즉, 무 = 180, 시그마 = 20 일 때,
샘플평균들의 표준편차는 아래처럼 각각 5, 1, 2가 된다.
> rm(list=ls())
> rnorm2 <- function(n,mean,sd){
+ mean+sd*scale(rnorm(n))
+ }
> ss <- function(x) {
+ sum((x-mean(x))^2)
+ }
>
> mu = 180
> sigma = 20
> var = 400
>
> n.a <- 16
> n.b <- 400
> n.c <- 100
>
> se.a <- sigma/sqrt(n.a)
> se.b <- sigma/sqrt(n.b)
> se.c <- sigma/sqrt(n.c)
> se.a
[1] 5
> se.b
[1] 1
> se.c
[1] 2
Recap
Distribution of Sample Means – mu = 40, sigma = 4 (hence var = 16) 인 모집단에서 n = n 사이즈의 샘플링을 무한 반복할 때 그 샘플평균들이 모인 집합
rscript01
rm(list=ls())
rnorm2 <- function(n,mean,sd){
mean+sd*scale(rnorm(n))
}
ss <- function(x) {
sum((x-mean(x))^2)
}
mu <- 40
sigma <- 4
iter <- 1000000
sz <- 16
se <- sigma/sqrt(16)
################################
means <- rnorm2(iter, mu, se)
hist(means, breaks=50,
xlim = c(mu-6*se, mu+6*se),
main = paste("sampling distribution"))
abline(v=mu, col='black', lwd=2)
lo1 <- mu - se*1
hi1 <- mu + se*1
lo2 <- mu - se*2
hi2 <- mu + se*2
lo3 <- mu - se*3
hi3 <- mu + se*3
abline(v=c(lo1, lo2, lo3, hi1, hi2, hi3),
col=c("green","blue", "black"),
lwd=2)
print(c(lo2, hi2))
m.samp <- 37
p.val <- pnorm(m.samp, mu, se)*2
p.val
z.cal <- (m.samp-mu)/se
z.cal
p.val <- pnorm(z.cal)*2
p.val
zmeans <- scale(means)
hist(zmeans, breaks=50,
xlim = c(0-10*1, 0+10*1),
main=("normalized distribution\nof sample means"))

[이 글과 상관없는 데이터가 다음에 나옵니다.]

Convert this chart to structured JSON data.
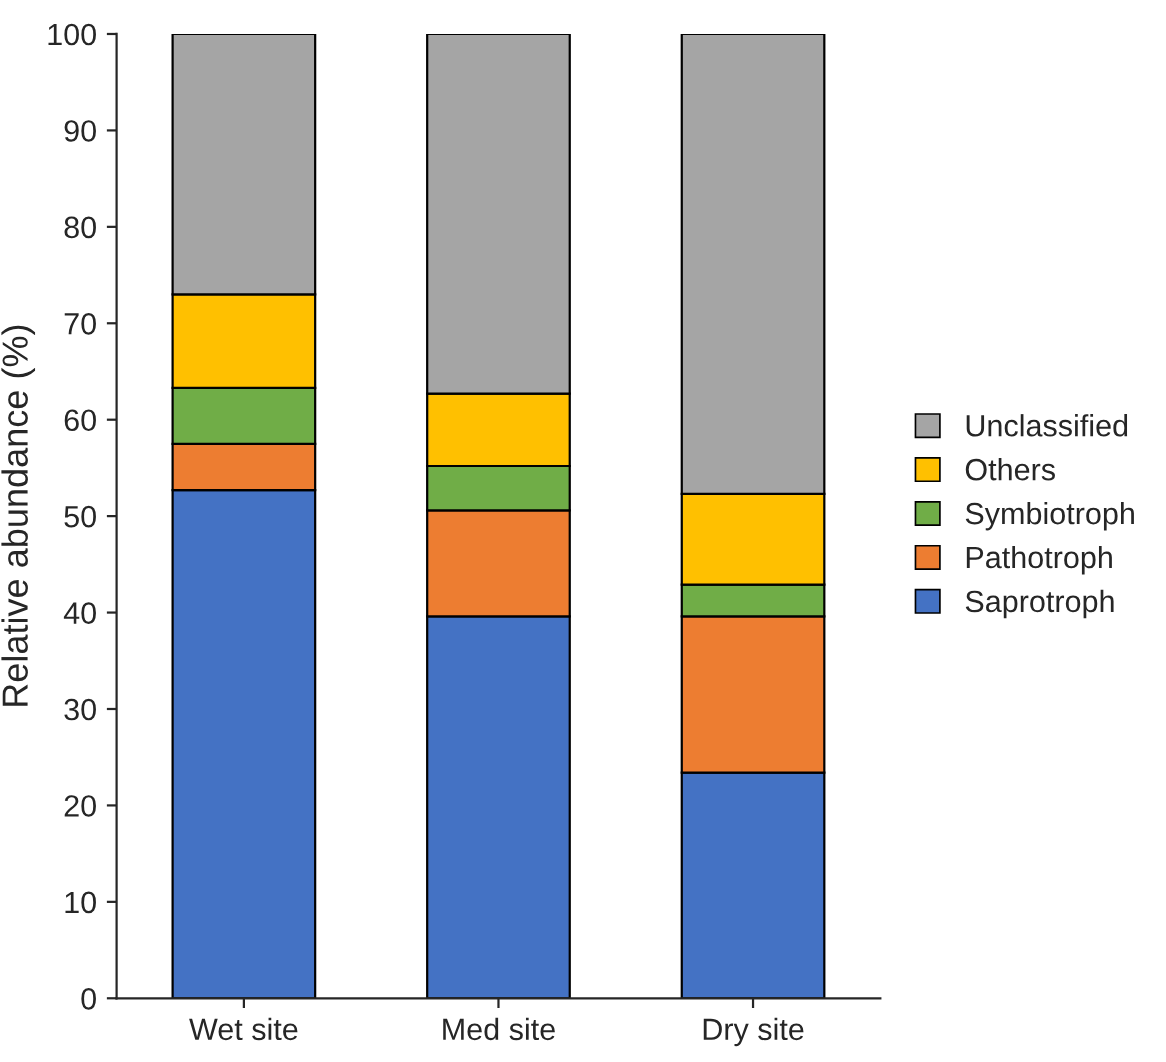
{
  "chart_data": {
    "type": "bar",
    "stacked": true,
    "ylabel": "Relative abundance (%)",
    "categories": [
      "Wet site",
      "Med site",
      "Dry site"
    ],
    "series": [
      {
        "name": "Saprotroph",
        "color": "#4472c4",
        "values": [
          52.7,
          39.6,
          23.4
        ]
      },
      {
        "name": "Pathotroph",
        "color": "#ed7d31",
        "values": [
          4.8,
          11.0,
          16.2
        ]
      },
      {
        "name": "Symbiotroph",
        "color": "#70ad47",
        "values": [
          5.8,
          4.6,
          3.3
        ]
      },
      {
        "name": "Others",
        "color": "#ffc000",
        "values": [
          9.7,
          7.5,
          9.4
        ]
      },
      {
        "name": "Unclassified",
        "color": "#a5a5a5",
        "values": [
          27.0,
          37.3,
          47.7
        ]
      }
    ],
    "ylim": [
      0,
      100
    ],
    "yticks": [
      0,
      10,
      20,
      30,
      40,
      50,
      60,
      70,
      80,
      90,
      100
    ],
    "grid": false,
    "legend": "right"
  }
}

abline(v=0, col="black", lwd=2)
abline(v=z.cal, col='blue', lwd=2)
abline(v=-z.cal, col="green", lwd=2)
text(x=-6, y=50000,
label=paste("z.cal =", z.cal),
pos = 1,
col="blue", cex=1)
text(x=4, y=50000,
label=paste(-z.cal),
pos=1,
col="green", cex=1)
text(x=-6, y=30000,
label=paste("pnorm(z.cal)*2 =", "\n",
round(p.val,3)),
pos = 1,
col="red", cex=.8)
hist(zmeans, breaks=50,
xlim = c(0-10*1, 0+10*1),
main=("normalized distribution\nof sample means"))

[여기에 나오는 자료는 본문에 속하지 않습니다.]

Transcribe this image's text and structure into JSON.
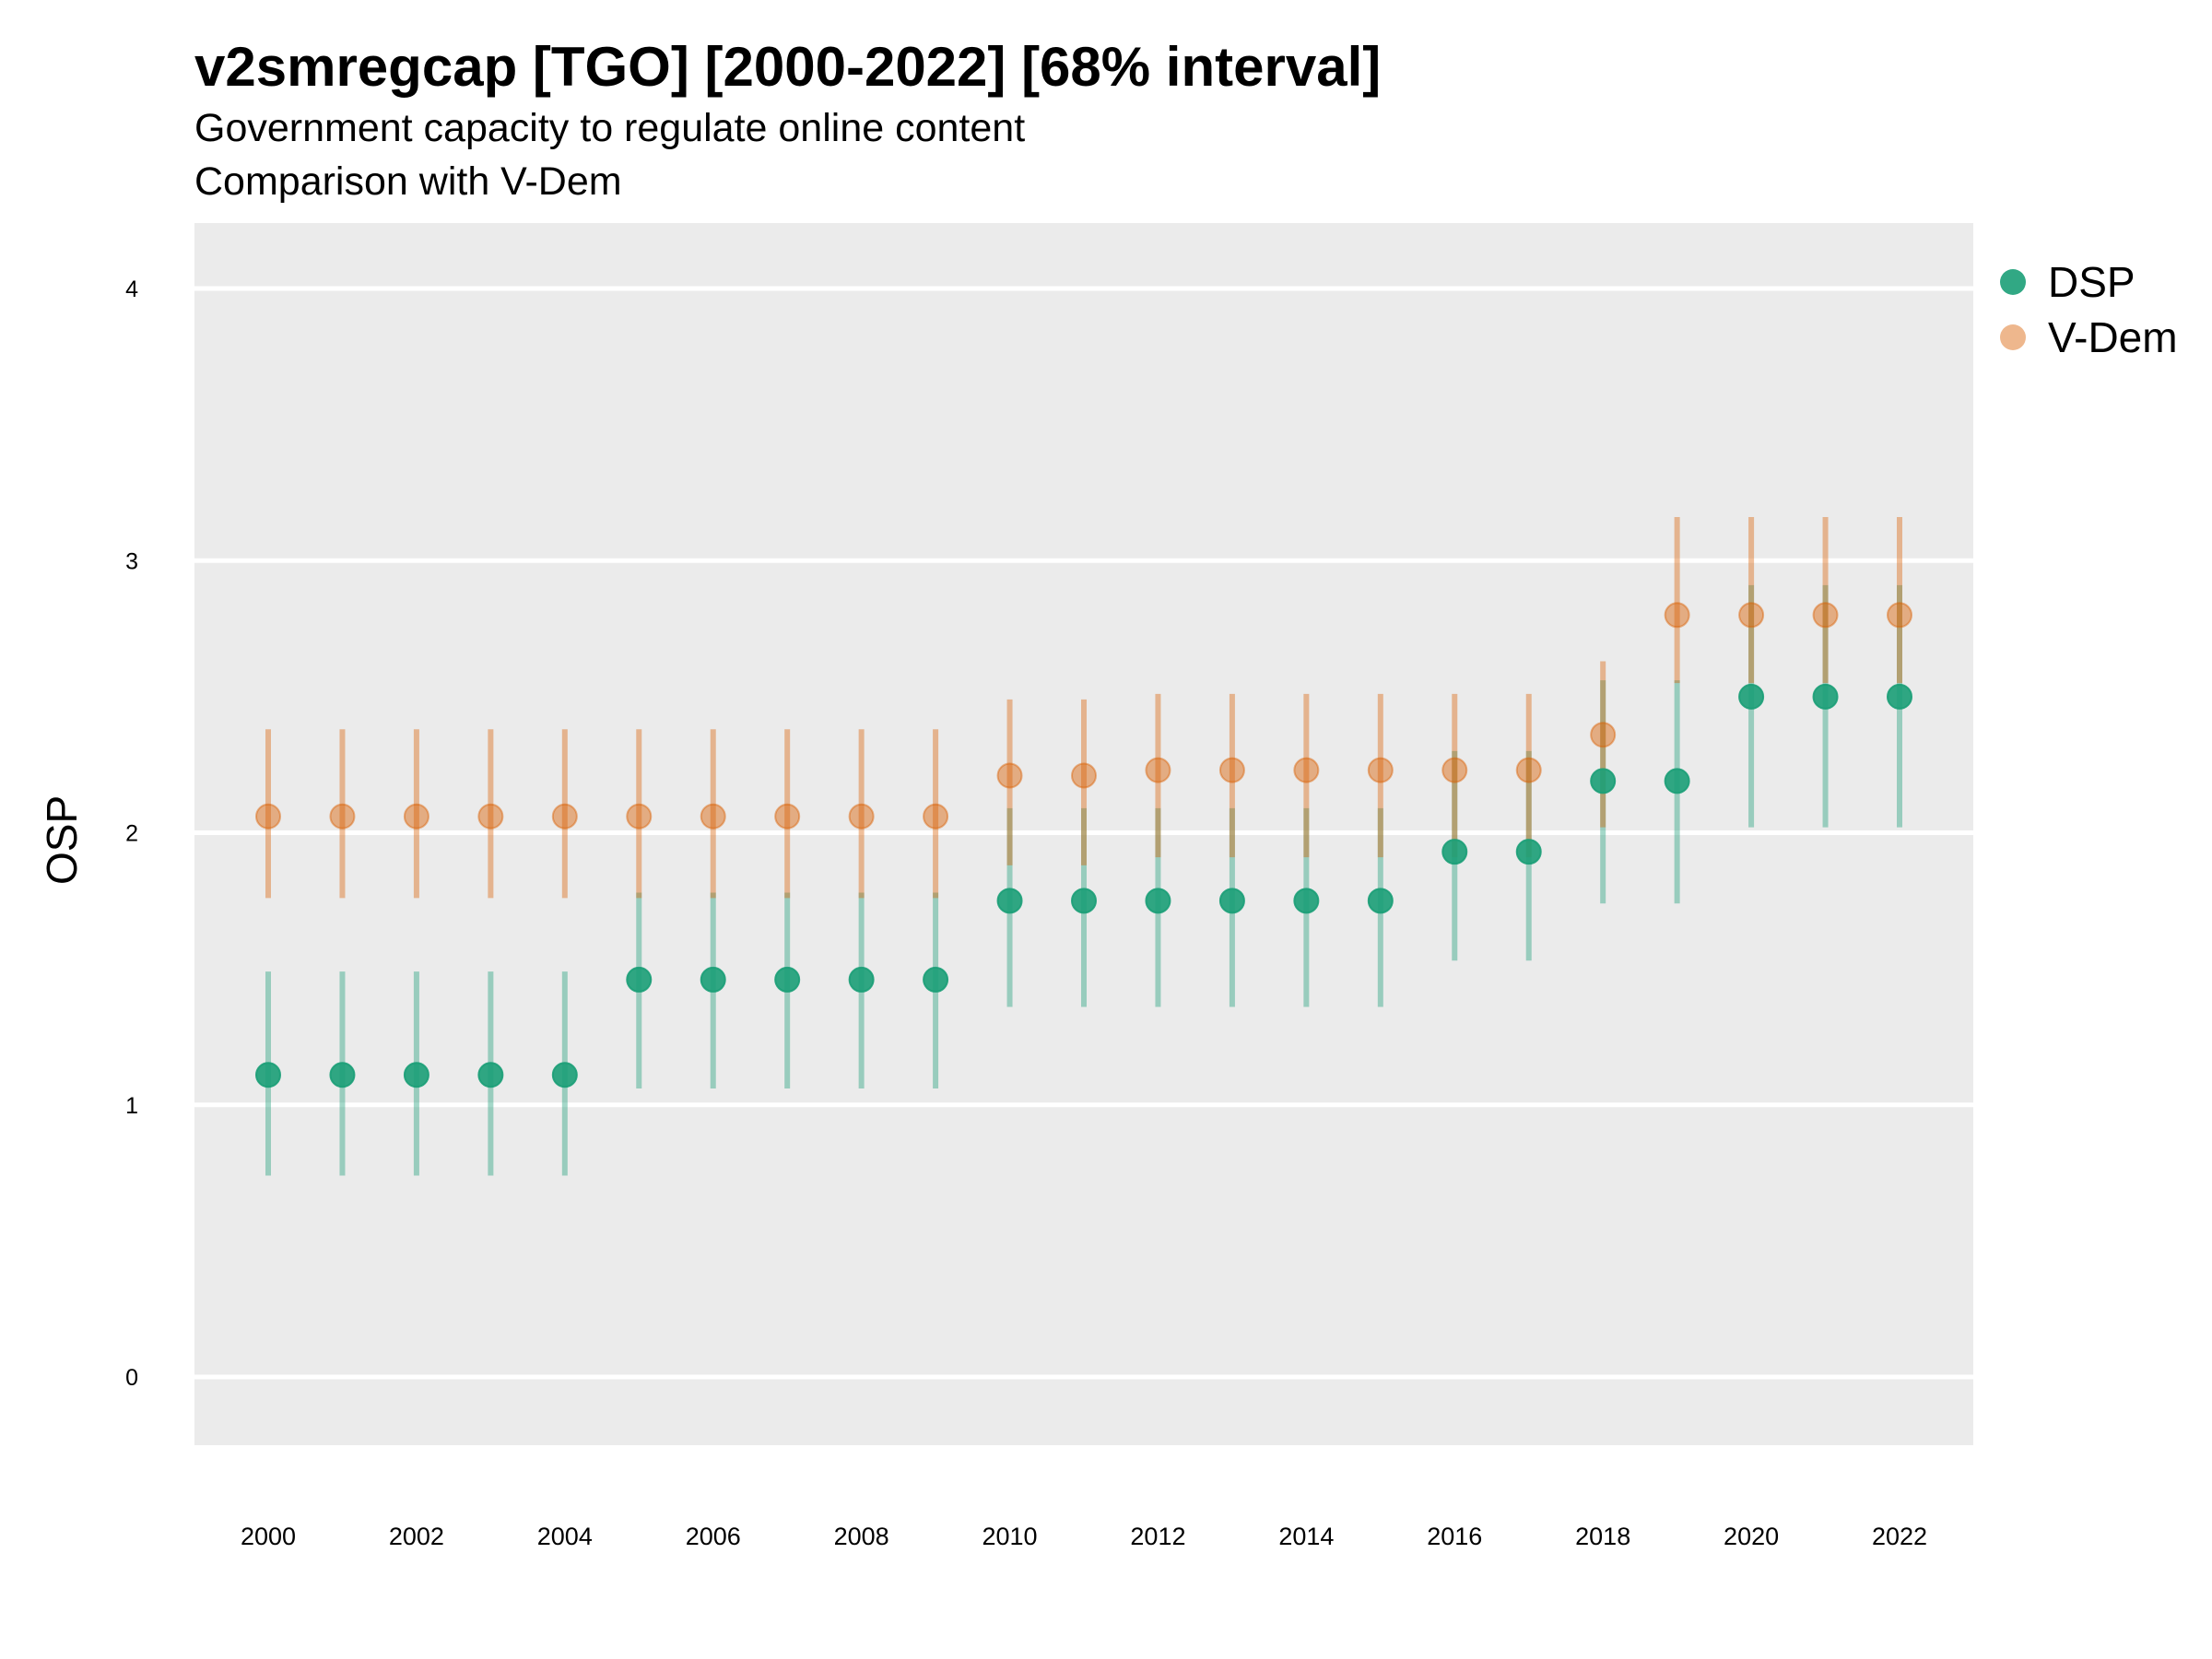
{
  "chart_data": {
    "type": "scatter",
    "title": "v2smregcap [TGO] [2000-2022] [68% interval]",
    "subtitle": [
      "Government capacity to regulate online content",
      "Comparison with V-Dem"
    ],
    "ylabel": "OSP",
    "xlabel": "",
    "x": [
      2000,
      2001,
      2002,
      2003,
      2004,
      2005,
      2006,
      2007,
      2008,
      2009,
      2010,
      2011,
      2012,
      2013,
      2014,
      2015,
      2016,
      2017,
      2018,
      2019,
      2020,
      2021,
      2022
    ],
    "x_ticks": [
      "2000",
      "2002",
      "2004",
      "2006",
      "2008",
      "2010",
      "2012",
      "2014",
      "2016",
      "2018",
      "2020",
      "2022"
    ],
    "y_ticks": [
      "0",
      "1",
      "2",
      "3",
      "4"
    ],
    "ylim": [
      -0.25,
      4.25
    ],
    "grid": true,
    "legend_position": "right",
    "series": [
      {
        "name": "DSP",
        "color": "#1b9e77",
        "values": [
          1.11,
          1.11,
          1.11,
          1.11,
          1.11,
          1.46,
          1.46,
          1.46,
          1.46,
          1.46,
          1.75,
          1.75,
          1.75,
          1.75,
          1.75,
          1.75,
          1.93,
          1.93,
          2.19,
          2.19,
          2.5,
          2.5,
          2.5
        ],
        "lower": [
          0.74,
          0.74,
          0.74,
          0.74,
          0.74,
          1.06,
          1.06,
          1.06,
          1.06,
          1.06,
          1.36,
          1.36,
          1.36,
          1.36,
          1.36,
          1.36,
          1.53,
          1.53,
          1.74,
          1.74,
          2.02,
          2.02,
          2.02
        ],
        "upper": [
          1.49,
          1.49,
          1.49,
          1.49,
          1.49,
          1.78,
          1.78,
          1.78,
          1.78,
          1.78,
          2.09,
          2.09,
          2.09,
          2.09,
          2.09,
          2.09,
          2.3,
          2.3,
          2.56,
          2.56,
          2.91,
          2.91,
          2.91
        ]
      },
      {
        "name": "V-Dem",
        "color": "#d95f02",
        "values": [
          2.06,
          2.06,
          2.06,
          2.06,
          2.06,
          2.06,
          2.06,
          2.06,
          2.06,
          2.06,
          2.21,
          2.21,
          2.23,
          2.23,
          2.23,
          2.23,
          2.23,
          2.23,
          2.36,
          2.8,
          2.8,
          2.8,
          2.8
        ],
        "lower": [
          1.76,
          1.76,
          1.76,
          1.76,
          1.76,
          1.76,
          1.76,
          1.76,
          1.76,
          1.76,
          1.88,
          1.88,
          1.91,
          1.91,
          1.91,
          1.91,
          1.91,
          1.91,
          2.02,
          2.55,
          2.55,
          2.55,
          2.55
        ],
        "upper": [
          2.38,
          2.38,
          2.38,
          2.38,
          2.38,
          2.38,
          2.38,
          2.38,
          2.38,
          2.38,
          2.49,
          2.49,
          2.51,
          2.51,
          2.51,
          2.51,
          2.51,
          2.51,
          2.63,
          3.16,
          3.16,
          3.16,
          3.16
        ]
      }
    ]
  }
}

abline(v=0, col="black", lwd=2)
abline(v=c(-1,-2,-3,1,2,3),
col=c("green", "blue", "black"), lwd=2)
z.cal
p.val
#####
# 위의 아이디어로는 z.cal 점수가
# +-2 밖에 있는지 보면 된다. 즉,
# 이는 prob가 0.05보다 작은지
# 보면 되는 것이다.
#####
# +-2 는 정확한 숫자가 아니고
# qnorm(.05/2) 에 해당하는 숫자
# 가 정확한 숫자
two.minus.exact <- qnorm(.05/2)
two.plus.exact <- qnorm(1-(.05/2))
c(two.minus.exact, two.plus.exact)
#####
# 그러나 R 사용시에는 z 점수로
# 판단하기 보다는
# 직접 구하는 prob.로 판단
pnorm(z.cal)*2
p.val
#####
# 위에서 그룹 간의 차이를
# standard error로 나누는 것에 주의
#
################
m.samp <- 43
sd.samp <- 4
sz <- 16
samp <- rnorm2(sz, m.samp, sd.samp)
diff <- m.samp - mu
se <- sd.samp / sqrt(sz)
t.cal <- diff/se
df <- sz-1
p.val <- pt(t.cal, df=df, lower.tail = F)*2
t.cal
df
p.val
t.test(samp, mu=mu)
out01
> rm(list=ls())
> rnorm2 <- function(n,mean,sd){
+ mean+sd*scale(rnorm(n))
+ }
> ss <- function(x) {
+ sum((x-mean(x))^2)
+ }
>
> mu <- 40
> sigma <- 4
> iter <- 1000000
> sz <- 16
> se <- sigma/sqrt(16)
> ################################
> means <- rnorm2(iter, mu, se)
> hist(means, breaks=50,
+ xlim = c(mu-6*se, mu+6*se),
+ main = paste("sampling distribution"))
> abline(v=mu, col='black', lwd=2)
> lo1 <- mu - se*1
> hi1 <- mu + se*1
> lo2 <- mu - se*2
> hi2 <- mu + se*2
> lo3 <- mu - se*3
> hi3 <- mu + se*3
>
> abline(v=c(lo1, lo2, lo3, hi1, hi2, hi3),
+ col=c("green","blue", "black"),
+ lwd=2)
>
> print(c(lo2, hi2))
[1] 38 42
>
> m.samp <- 37
> p.val <- pnorm(m.samp, mu, se)*2
> p.val
[1] 0.002699796
> z.cal <- (m.samp-mu)/se
> z.cal
[1] -3
> p.val <- pnorm(z.cal)*2
> p.val
[1] 0.002699796
>
> zmeans <- scale(means)
> hist(zmeans, breaks=50,
+ xlim = c(0-10*1, 0+10*1),
+ main=("normalized distribution\nof sample means"))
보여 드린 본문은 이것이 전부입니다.